In the mining sector, BHP and Rio Tinto posted modest gains of 0.7% and 0.2%, respectively. Gold miners experienced a rebound, with Northern Star climbing 2.7%, Evolution Mining 2.9%, and Newmont up 1.8% as gold prices steadied.

Global Market Reactions

On Wall Street, the S&P 500, Dow Jones, and Nasdaq all posted gains overnight, each setting all-time highs for a third consecutive day. The S&P 500 rose by 0.2%, the Dow Jones by 0.3%, and the Nasdaq by 0.8%. Investors are awaiting the Federal Reserve’s latest interest rate decision, expected on Wednesday, as well as key earnings reports from major US companies.

Tech giants Apple and Microsoft saw their valuations reach $US4 trillion during the session, joining Nvidia in this exclusive club. Analyst Clark Bellin from Bellwether Wealth commented,

“We expect another strong round of megacap tech earnings reports, given the relentless demand for AI technology and infrastructure.”

Amazon’s shares increased by 1% after announcing job cuts and a focus on artificial intelligence investments. Meanwhile, United Parcel Service and PayPal reported better-than-expected profits, while Royal Caribbean faced a decline despite strong profit figures due to revenue shortfalls.

Outlook and Implications

The RBA’s upcoming decision on interest rates will be closely watched, especially given the recent inflation data. The central bank’s previous statements indicated expectations for headline inflation to reach 3% by year-end, with trimmed mean inflation slightly decreasing.

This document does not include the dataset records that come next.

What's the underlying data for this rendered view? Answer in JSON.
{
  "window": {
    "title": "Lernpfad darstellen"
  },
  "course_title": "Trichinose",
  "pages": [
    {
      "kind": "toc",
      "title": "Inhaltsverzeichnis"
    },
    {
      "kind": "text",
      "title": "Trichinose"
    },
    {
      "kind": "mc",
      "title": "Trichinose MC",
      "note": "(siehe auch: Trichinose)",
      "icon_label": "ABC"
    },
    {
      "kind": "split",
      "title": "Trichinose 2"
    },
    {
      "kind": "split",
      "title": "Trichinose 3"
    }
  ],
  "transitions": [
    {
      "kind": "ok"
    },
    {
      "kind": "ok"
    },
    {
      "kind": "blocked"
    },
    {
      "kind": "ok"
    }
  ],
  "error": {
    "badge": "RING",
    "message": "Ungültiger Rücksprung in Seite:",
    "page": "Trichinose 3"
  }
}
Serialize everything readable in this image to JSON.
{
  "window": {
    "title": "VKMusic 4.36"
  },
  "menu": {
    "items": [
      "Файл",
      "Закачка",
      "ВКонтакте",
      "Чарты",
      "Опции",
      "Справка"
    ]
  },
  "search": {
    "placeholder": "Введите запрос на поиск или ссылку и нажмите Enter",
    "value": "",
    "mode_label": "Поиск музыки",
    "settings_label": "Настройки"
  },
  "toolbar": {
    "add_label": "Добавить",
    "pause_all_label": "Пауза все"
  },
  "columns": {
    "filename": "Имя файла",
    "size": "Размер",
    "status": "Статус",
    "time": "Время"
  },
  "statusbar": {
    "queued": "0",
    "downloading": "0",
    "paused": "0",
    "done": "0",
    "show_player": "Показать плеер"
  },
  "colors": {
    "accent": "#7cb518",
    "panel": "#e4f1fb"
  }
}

The market’s reaction to these developments underscores the delicate balance policymakers must maintain between controlling inflation and supporting economic growth.

As investors and analysts continue to digest the latest data, the focus will remain on how these economic indicators influence future monetary policy decisions both in Australia and globally. The interplay between inflation, interest rates, and market performance will be critical in shaping the economic landscape in the coming months.